Calcination/sintering

Magnesium oxide
Magnesium oxide
Magnesium oxide

There are three rotary kilns as well as two shaft kilns with a combined calcination capacity of 550 tpd. Kiln feed magnesite is fired in the kilns to produce either caustic calcined magnesia (at about 900°C) or deadburned magnesia (at about 1.800°C). During calcination magnesite (MgCO3) is decomposed to Magnesia by release of Carbon dioxide. The calcination process which controls the formation of magnesia crystals as well as the location and behavior of impurities is a key driver of the characteristics of the final products (e.g. specific gravity, reactivity, specific surface area, loss on ingition, etc.).

The most critical aspect of calcination, both in terms of quality and efficiency, is the control of the temperature profile in the kiln. Control is achieved by varying several parameters such as fuel/air ratio, primary and secondary air flow and flame shape.

The rotary kilns are equipped with PLCs for motor control and monitoring of several parameters. All kilns are also equipped with electrostatic filters, the most effective and expensive devices for the prevention of fine particles escaping to the atmoshere as dust. Electrostatic filter operation is complex and controlled by numerous parameters such as gas temperature, pressure and entry speed, electrode voltage and coolant flow.

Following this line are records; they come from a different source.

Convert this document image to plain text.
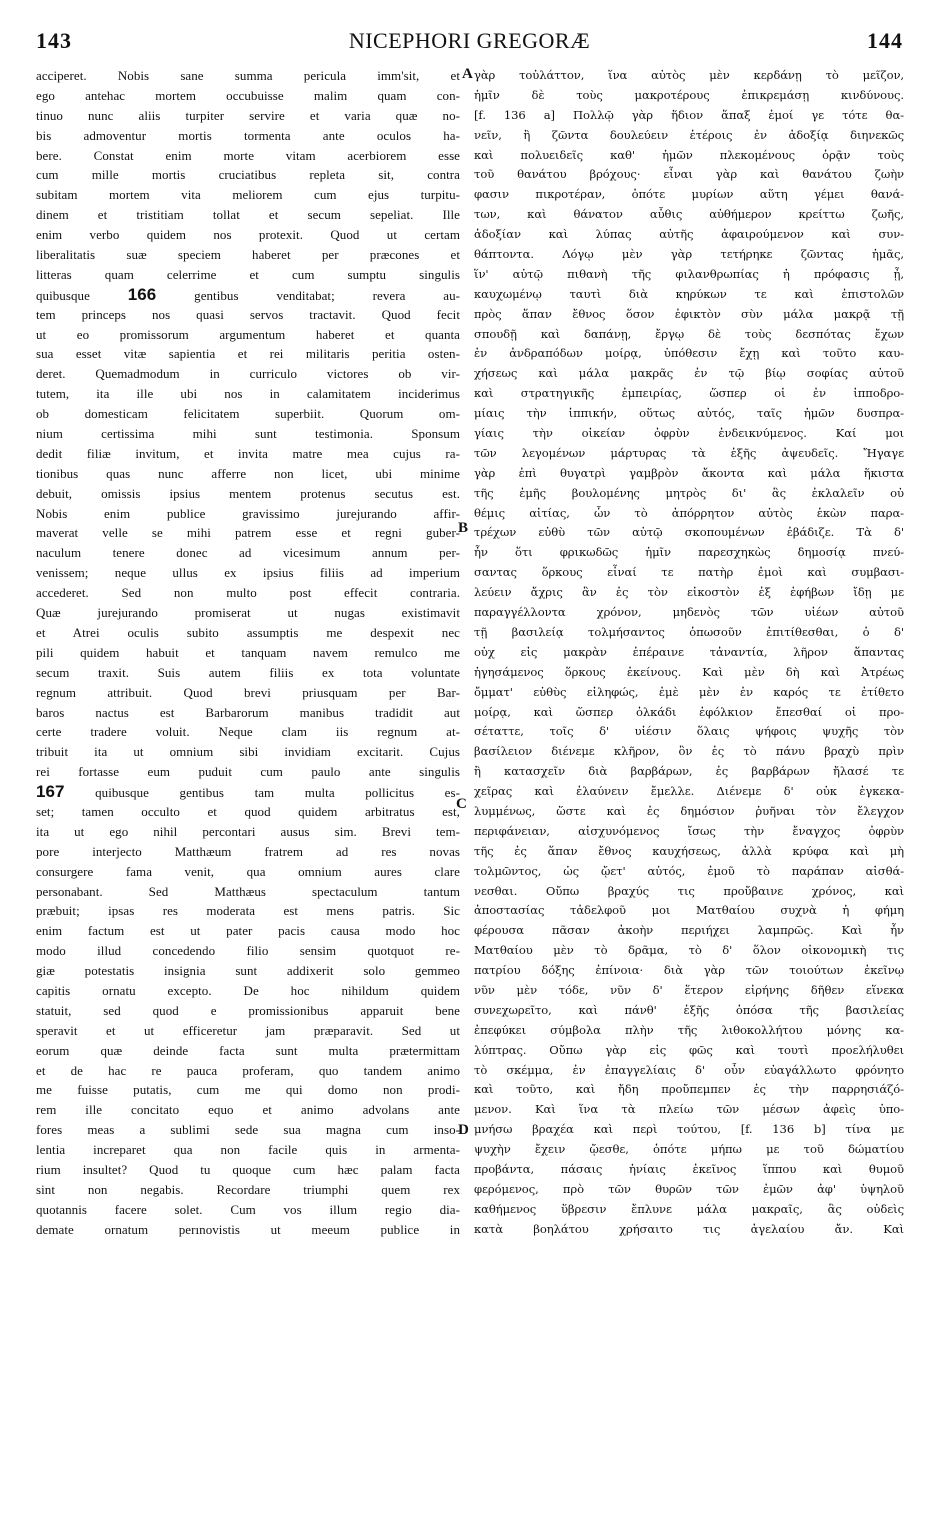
143	NICEPHORI GREGORÆ	144
acciperet. Nobis sane summa pericula imm'sit, et
ego antehac mortem occubuisse malim quam con-
tinuo nunc aliis turpiter servire et varia quæ no-
bis admoventur mortis tormenta ante oculos ha-
bere. Constat enim morte vitam acerbiorem esse
cum mille mortis cruciatibus repleta sit, contra
subitam mortem vita meliorem cum ejus turpitu-
dinem et tristitiam tollat et secum sepeliat. Ille
enim verbo quidem nos protexit. Quod ut certam
liberalitatis suæ speciem haberet per præcones et
litteras quam celerrime et cum sumptu singulis
quibusque 166 gentibus venditabat; revera au-
tem princeps nos quasi servos tractavit. Quod fecit
ut eo promissorum argumentum haberet et quanta
sua esset vitæ sapientia et rei militaris peritia osten-
deret. Quemadmodum in curriculo victores ob vir-
tutem, ita ille ubi nos in calamitatem inciderimus
ob domesticam felicitatem superbiit. Quorum om-
nium certissima mihi sunt testimonia. Sponsum
dedit filiæ invitum, et invita matre mea cujus ra-
tionibus quas nunc afferre non licet, ubi minime
debuit, omissis ipsius mentem protenus secutus est.
Nobis enim publice gravissimo jurejurando affir-
maverat velle se mihi patrem esse et regni guber-
naculum tenere donec ad vicesimum annum per-
venissem; neque ullus ex ipsius filiis ad imperium
accederet. Sed non multo post effecit contraria.
Quæ jurejurando promiserat ut nugas existimavit
et Atrei oculis subito assumptis me despexit nec
pili quidem habuit et tanquam navem remulco me
secum traxit. Suis autem filiis ex tota voluntate
regnum attribuit. Quod brevi priusquam per Bar-
baros nactus est Barbarorum manibus tradidit aut
certe tradere voluit. Neque clam iis regnum at-
tribuit ita ut omnium sibi invidiam excitarit. Cujus
rei fortasse eum puduit cum paulo ante singulis
167 quibusque gentibus tam multa pollicitus es-
set; tamen occulto et quod quidem arbitratus est,
ita ut ego nihil percontari ausus sim. Brevi tem-
pore interjecto Matthæum fratrem ad res novas
consurgere fama venit, qua omnium aures clare
personabant. Sed Matthæus spectaculum tantum
præbuit; ipsas res moderata est mens patris. Sic
enim factum est ut pater pacis causa modo hoc
modo illud concedendo filio sensim quotquot re-
giæ potestatis insignia sunt addixerit solo gemmeo
capitis ornatu excepto. De hoc nihildum quidem
statuit, sed quod e promissionibus apparuit bene
speravit et ut efficeretur jam præparavit. Sed ut
eorum quæ deinde facta sunt multa prætermittam
et de hac re pauca proferam, quo tandem animo
me fuisse putatis, cum me qui domo non prodi-
rem ille concitato equo et animo advolans ante
fores meas a sublimi sede sua magna cum inso-
lentia increparet qua non facile quis in armenta-
rium insultet? Quod tu quoque cum hæc palam facta
sint non negabis. Recordare triumphi quem rex
quotannis facere solet. Cum vos illum regio dia-
demate ornatum perınovistis ut meeum publice in
A
B
C
D
γὰρ τοὐλάττον, ἵνα αὐτὸς μὲν κερδάνῃ τὸ μεῖζον,
ἡμῖν δὲ τοὺς μακροτέρους ἐπικρεμάσῃ κινδύνους.
[f. 136 a] Πολλῷ γὰρ ἥδιον ἅπαξ ἐμοί γε τότε θα-
νεῖν, ἢ ζῶντα δουλεύειν ἑτέροις ἐν ἀδοξίᾳ διηνεκῶς
καὶ πολυειδεῖς καθ' ἡμῶν πλεκομένους ὁρᾷν τοὺς
τοῦ θανάτου βρόχους· εἶναι γὰρ καὶ θανάτου ζωὴν
φασιν πικροτέραν, ὁπότε μυρίων αὕτη γέμει θανά-
των, καὶ θάνατον αὖθις αὐθήμερον κρείττω ζωῆς,
ἀδοξίαν καὶ λύπας αὐτῆς ἀφαιρούμενον καὶ συν-
θάπτοντα. Λόγῳ μὲν γὰρ τετήρηκε ζῶντας ἡμᾶς,
ἵν' αὐτῷ πιθανὴ τῆς φιλανθρωπίας ἡ πρόφασις ᾖ,
καυχωμένῳ ταυτὶ διὰ κηρύκων τε καὶ ἐπιστολῶν
πρὸς ἅπαν ἔθνος ὅσον ἐφικτὸν σὺν μάλα μακρᾷ τῇ
σπουδῇ καὶ δαπάνῃ, ἔργῳ δὲ τοὺς δεσπότας ἔχων
ἐν ἀνδραπόδων μοίρᾳ, ὑπόθεσιν ἔχῃ καὶ τοῦτο καυ-
χήσεως καὶ μάλα μακρᾶς ἐν τῷ βίῳ σοφίας αὐτοῦ
καὶ στρατηγικῆς ἐμπειρίας, ὥσπερ οἱ ἐν ἱπποδρο-
μίαις τὴν ἱππικήν, οὕτως αὐτός, ταῖς ἡμῶν δυσπρα-
γίαις τὴν οἰκείαν ὀφρὺν ἐνδεικνύμενος. Καί μοι
τῶν λεγομένων μάρτυρας τὰ ἑξῆς ἀψευδεῖς. Ἤγαγε
γὰρ ἐπὶ θυγατρὶ γαμβρὸν ἄκοντα καὶ μάλα ἥκιστα
τῆς ἐμῆς βουλομένης μητρὸς δι' ἃς ἐκλαλεῖν οὐ
θέμις αἰτίας, ὧν τὸ ἀπόρρητον αὐτὸς ἑκὼν παρα-
τρέχων εὐθὺ τῶν αὐτῷ σκοπουμένων ἐβάδιζε. Τὰ δ'
ἦν ὅτι φρικωδῶς ἡμῖν παρεσχηκὼς δημοσίᾳ πνεύ-
σαντας ὅρκους εἶναί τε πατὴρ ἐμοὶ καὶ συμβασι-
λεύειν ἄχρις ἂν ἐς τὸν εἰκοστὸν ἐξ ἐφήβων ἴδῃ με
παραγγέλλοντα χρόνον, μηδενὸς τῶν υἱέων αὐτοῦ
τῇ βασιλείᾳ τολμήσαντος ὁπωσοῦν ἐπιτίθεσθαι, ὁ δ'
οὐχ εἰς μακρὰν ἐπέραινε τἀναντία, λῆρον ἅπαντας
ἡγησάμενος ὅρκους ἐκείνους. Καὶ μὲν δὴ καὶ Ἀτρέως
ὄμματ' εὐθὺς εἰληφώς, ἐμὲ μὲν ἐν καρός τε ἐτίθετο
μοίρᾳ, καὶ ὥσπερ ὁλκάδι ἐφόλκιον ἔπεσθαί οἱ προ-
σέταττε, τοῖς δ' υἱέσιν ὅλαις ψήφοις ψυχῆς τὸν
βασίλειον διένεμε κλῆρον, ὃν ἐς τὸ πάνυ βραχὺ πρὶν
ἢ κατασχεῖν διὰ βαρβάρων, ἐς βαρβάρων ἤλασέ τε
χεῖρας καὶ ἐλαύνειν ἔμελλε. Διένεμε δ' οὐκ ἐγκεκα-
λυμμένως, ὥστε καὶ ἐς δημόσιον ῥυῆναι τὸν ἔλεγχον
περιφάνειαν, αἰσχυνόμενος ἴσως τὴν ἔναγχος ὀφρὺν
τῆς ἐς ἅπαν ἔθνος καυχήσεως, ἀλλὰ κρύφα καὶ μὴ
τολμῶντος, ὡς ᾤετ' αὐτός, ἐμοῦ τὸ παράπαν αἰσθά-
νεσθαι. Οὔπω βραχύς τις προὔβαινε χρόνος, καὶ
ἀποστασίας τἀδελφοῦ μοι Ματθαίου συχνὰ ἡ φήμη
φέρουσα πᾶσαν ἀκοὴν περιήχει λαμπρῶς. Καὶ ἦν
Ματθαίου μὲν τὸ δρᾶμα, τὸ δ' ὅλον οἰκονομικὴ τις
πατρίου δόξης ἐπίνοια· διὰ γὰρ τῶν τοιούτων ἐκεῖνῳ
νῦν μὲν τόδε, νῦν δ' ἕτερον εἰρήνης δῆθεν εἵνεκα
συνεχωρεῖτο, καὶ πάνθ' ἑξῆς ὁπόσα τῆς βασιλείας
ἐπεφύκει σύμβολα πλὴν τῆς λιθοκολλήτου μόνης κα-
λύπτρας. Οὔπω γὰρ εἰς φῶς καὶ τουτὶ προελήλυθει
τὸ σκέμμα, ἐν ἐπαγγελίαις δ' οὖν εὐαγάλλωτο φρόνητο
καὶ τοῦτο, καὶ ἤδη προὔπεμπεν ἐς τὴν παρρησιάζό-
μενον. Καὶ ἵνα τὰ πλείω τῶν μέσων ἀφεὶς ὑπο-
μνήσω βραχέα καὶ περὶ τούτου, [f. 136 b] τίνα με
ψυχὴν ἔχειν ᾤεσθε, ὁπότε μήπω με τοῦ δώματίου
προβάντα, πάσαις ἡνίαις ἐκεῖνος ἵππου καὶ θυμοῦ
φερόμενος, πρὸ τῶν θυρῶν τῶν ἐμῶν ἀφ' ὑψηλοῦ
καθήμενος ὕβρεσιν ἔπλυνε μάλα μακραῖς, ἃς οὐδεὶς
κατὰ βοηλάτου χρήσαιτο τις ἀγελαίου ἄν. Καὶ
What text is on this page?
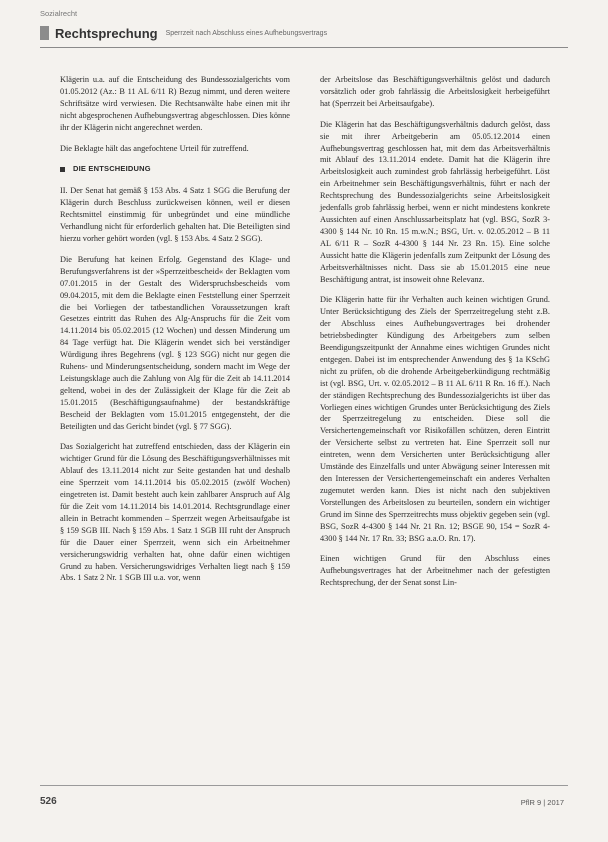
Sozialrecht
Rechtsprechung Sperrzeit nach Abschluss eines Aufhebungsvertrags

Klägerin u.a. auf die Entscheidung des Bundessozialgerichts vom 01.05.2012 (Az.: B 11 AL 6/11 R) Bezug nimmt, und deren weitere Schriftsätze wird verwiesen. Die Rechtsanwälte habe einen mit ihr nicht abgesprochenen Aufhebungsvertrag abgeschlossen. Dies könne ihr der Klägerin nicht angerechnet werden.

Die Beklagte hält das angefochtene Urteil für zutreffend.

DIE ENTSCHEIDUNG

II. Der Senat hat gemäß § 153 Abs. 4 Satz 1 SGG die Berufung der Klägerin durch Beschluss zurückweisen können, weil er diesen Rechtsmittel einstimmig für unbegründet und eine mündliche Verhandlung nicht für erforderlich gehalten hat. Die Beteiligten sind hierzu vorher gehört worden (vgl. § 153 Abs. 4 Satz 2 SGG).

Die Berufung hat keinen Erfolg. Gegenstand des Klage- und Berufungsverfahrens ist der »Sperrzeitbescheid« der Beklagten vom 07.01.2015 in der Gestalt des Widerspruchsbescheids vom 09.04.2015, mit dem die Beklagte einen Feststellung einer Sperrzeit die bei Vorliegen der tatbestandlichen Voraussetzungen kraft Gesetzes eintritt das Ruhen des Alg-Anspruchs für die Zeit vom 14.11.2014 bis 05.02.2015 (12 Wochen) und dessen Minderung um 84 Tage verfügt hat. Die Klägerin wendet sich bei verständiger Würdigung ihres Begehrens (vgl. § 123 SGG) nicht nur gegen die Ruhens- und Minderungsentscheidung, sondern macht im Wege der Leistungsklage auch die Zahlung von Alg für die Zeit ab 14.11.2014 geltend, wobei in des der Zulässigkeit der Klage für die Zeit ab 15.01.2015 (Beschäftigungsaufnahme) der bestandskräftige Bescheid der Beklagten vom 15.01.2015 entgegensteht, der die Beteiligten und das Gericht bindet (vgl. § 77 SGG).

Das Sozialgericht hat zutreffend entschieden, dass der Klägerin ein wichtiger Grund für die Lösung des Beschäftigungsverhältnisses mit Ablauf des 13.11.2014 nicht zur Seite gestanden hat und deshalb eine Sperrzeit vom 14.11.2014 bis 05.02.2015 (zwölf Wochen) eingetreten ist. Damit besteht auch kein zahlbarer Anspruch auf Alg für die Zeit vom 14.11.2014 bis 14.01.2014. Rechtsgrundlage einer allein in Betracht kommenden – Sperrzeit wegen Arbeitsaufgabe ist § 159 SGB III. Nach § 159 Abs. 1 Satz 1 SGB III ruht der Anspruch für die Dauer einer Sperrzeit, wenn sich ein Arbeitnehmer versicherungswidrig verhalten hat, ohne dafür einen wichtigen Grund zu haben. Versicherungswidriges Verhalten liegt nach § 159 Abs. 1 Satz 2 Nr. 1 SGB III u.a. vor, wenn

der Arbeitslose das Beschäftigungsverhältnis gelöst und dadurch vorsätzlich oder grob fahrlässig die Arbeitslosigkeit herbeigeführt hat (Sperrzeit bei Arbeitsaufgabe).

Die Klägerin hat das Beschäftigungsverhältnis dadurch gelöst, dass sie mit ihrer Arbeitgeberin am 05.05.12.2014 einen Aufhebungsvertrag geschlossen hat, mit dem das Arbeitsverhältnis mit Ablauf des 13.11.2014 endete. Damit hat die Klägerin ihre Arbeitslosigkeit auch zumindest grob fahrlässig herbeigeführt. Löst ein Arbeitnehmer sein Beschäftigungsverhältnis, führt er nach der Rechtsprechung des Bundessozialgerichts seine Arbeitslosigkeit jedenfalls grob fahrlässig herbei, wenn er nicht mindestens konkrete Aussichten auf einen Anschlussarbeitsplatz hat (vgl. BSG, SozR 3-4300 § 144 Nr. 10 Rn. 15 m.w.N.; BSG, Urt. v. 02.05.2012 – B 11 AL 6/11 R – SozR 4-4300 § 144 Nr. 23 Rn. 15). Eine solche Aussicht hatte die Klägerin jedenfalls zum Zeitpunkt der Lösung des Arbeitsverhältnisses nicht. Dass sie ab 15.01.2015 eine neue Beschäftigung antrat, ist insoweit ohne Relevanz.

Die Klägerin hatte für ihr Verhalten auch keinen wichtigen Grund. Unter Berücksichtigung des Ziels der Sperrzeitregelung steht z.B. der Abschluss eines Aufhebungsvertrages bei drohender betriebsbedingter Kündigung des Arbeitgebers zum selben Beendigungszeitpunkt der Annahme eines wichtigen Grundes nicht entgegen. Dabei ist im entsprechender Anwendung des § 1a KSchG nicht zu prüfen, ob die drohende Arbeitgeberkündigung rechtmäßig ist (vgl. BSG, Urt. v. 02.05.2012 – B 11 AL 6/11 R Rn. 16 ff.). Nach der ständigen Rechtsprechung des Bundessozialgerichts ist über das Vorliegen eines wichtigen Grundes unter Berücksichtigung des Ziels der Sperrzeitregelung zu entscheiden. Diese soll die Versichertengemeinschaft vor Risikofällen schützen, deren Eintritt der Versicherte selbst zu vertreten hat. Eine Sperrzeit soll nur eintreten, wenn dem Versicherten unter Berücksichtigung aller Umstände des Einzelfalls und unter Abwägung seiner Interessen mit den Interessen der Versichertengemeinschaft ein anderes Verhalten zugemutet werden kann. Dies ist nicht nach den subjektiven Vorstellungen des Arbeitslosen zu beurteilen, sondern ein wichtiger Grund im Sinne des Sperrzeitrechts muss objektiv gegeben sein (vgl. BSG, SozR 4-4300 § 144 Nr. 21 Rn. 12; BSGE 90, 154 = SozR 4-4300 § 144 Nr. 17 Rn. 33; BSG a.a.O. Rn. 17).

Einen wichtigen Grund für den Abschluss eines Aufhebungsvertrages hat der Arbeitnehmer nach der gefestigten Rechtsprechung, der der Senat sonst Lin-

526	PflR 9 | 2017
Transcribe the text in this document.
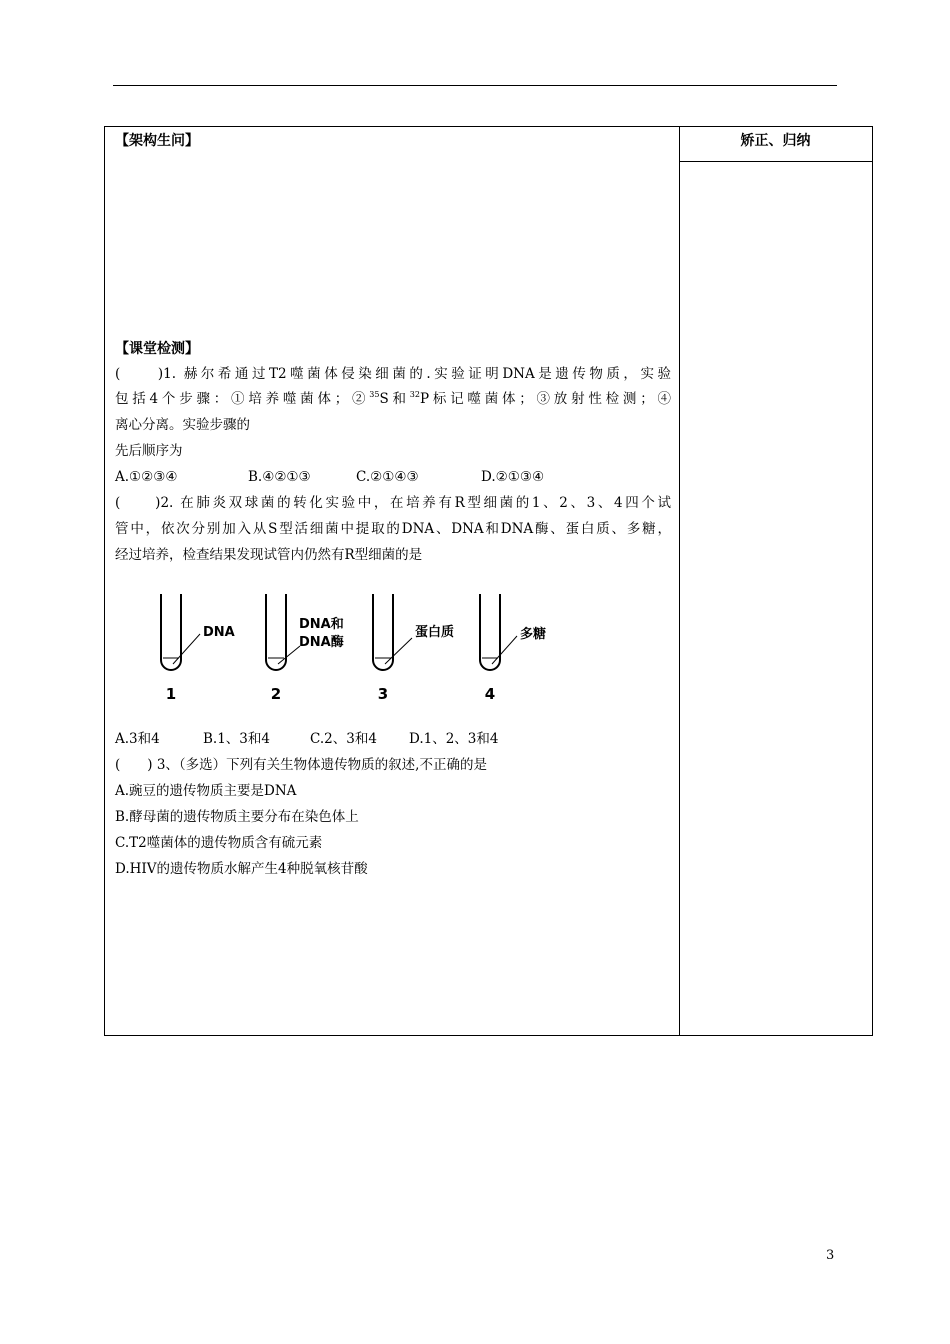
矫正、归纳
【架构生问】
【课堂检测】
(　　)1. 赫尔希通过T2噬菌体侵染细菌的.实验证明DNA是遗传物质，实验
包括4个步骤：①培养噬菌体；②$^{35}$S和$^{32}$P标记噬菌体；③放射性检测；④
离心分离。实验步骤的
先后顺序为
A.①②③④	B.④②①③	C.②①④③	D.②①③④
(　　)2. 在肺炎双球菌的转化实验中，在培养有R型细菌的1、2、3、4四个试
管中，依次分别加入从S型活细菌中提取的DNA、DNA和DNA酶、蛋白质、多糖，
经过培养，检查结果发现试管内仍然有R型细菌的是
DNA
DNA和
DNA酶
蛋白质	多糖
1	2	3	4
A.3和4	B.1、3和4	C.2、3和4 D.1、2、3和4
(　　) 3、（多选）下列有关生物体遗传物质的叙述,不正确的是
A.豌豆的遗传物质主要是DNA
B.酵母菌的遗传物质主要分布在染色体上
C.T2噬菌体的遗传物质含有硫元素
D.HIV的遗传物质水解产生4种脱氧核苷酸
3
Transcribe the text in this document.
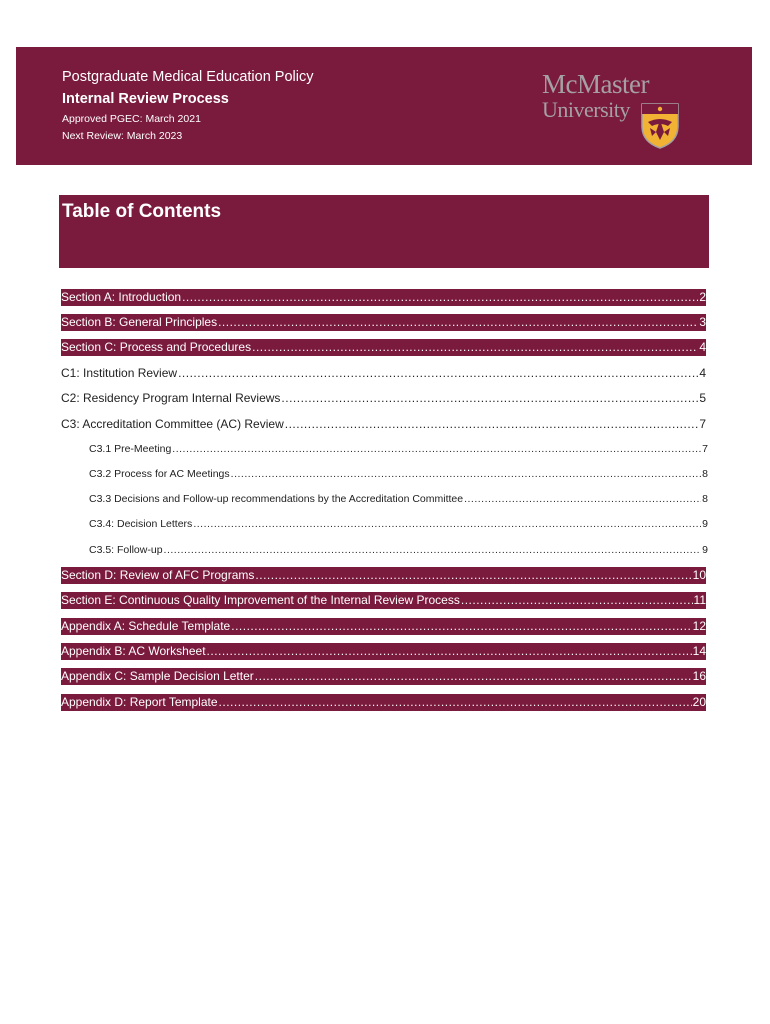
Postgraduate Medical Education Policy
Internal Review Process
Approved PGEC: March 2021
Next Review: March 2023
McMaster
University
Table of Contents
Section A: Introduction .....	2
Section B: General Principles .....	3
Section C: Process and Procedures .....	4
C1: Institution Review .....	4
C2: Residency Program Internal Reviews .....	5
C3: Accreditation Committee (AC) Review .....	7
C3.1 Pre-Meeting .....	7
C3.2 Process for AC Meetings .....	8
C3.3 Decisions and Follow-up recommendations by the Accreditation Committee .....	8
C3.4: Decision Letters .....	9
C3.5: Follow-up .....	9
Section D: Review of AFC Programs .....	10
Section E: Continuous Quality Improvement of the Internal Review Process .....	11
Appendix A: Schedule Template .....	12
Appendix B: AC Worksheet .....	14
Appendix C: Sample Decision Letter .....	16
Appendix D: Report Template .....	20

Rotary kilns have integrated coolers where the calcined material’s temperature is allowed to drop in a controlled fashion. Output material is screened to remove over-burned material and leftover impurities. Then the material is transferred to warehouses via conveyor belts. The material processed in the shaft kilns is extracted by special mechanical devices and wagons and piled next to the kilns to cool down. It is then trucked to storage or directly fed to the final processing plant.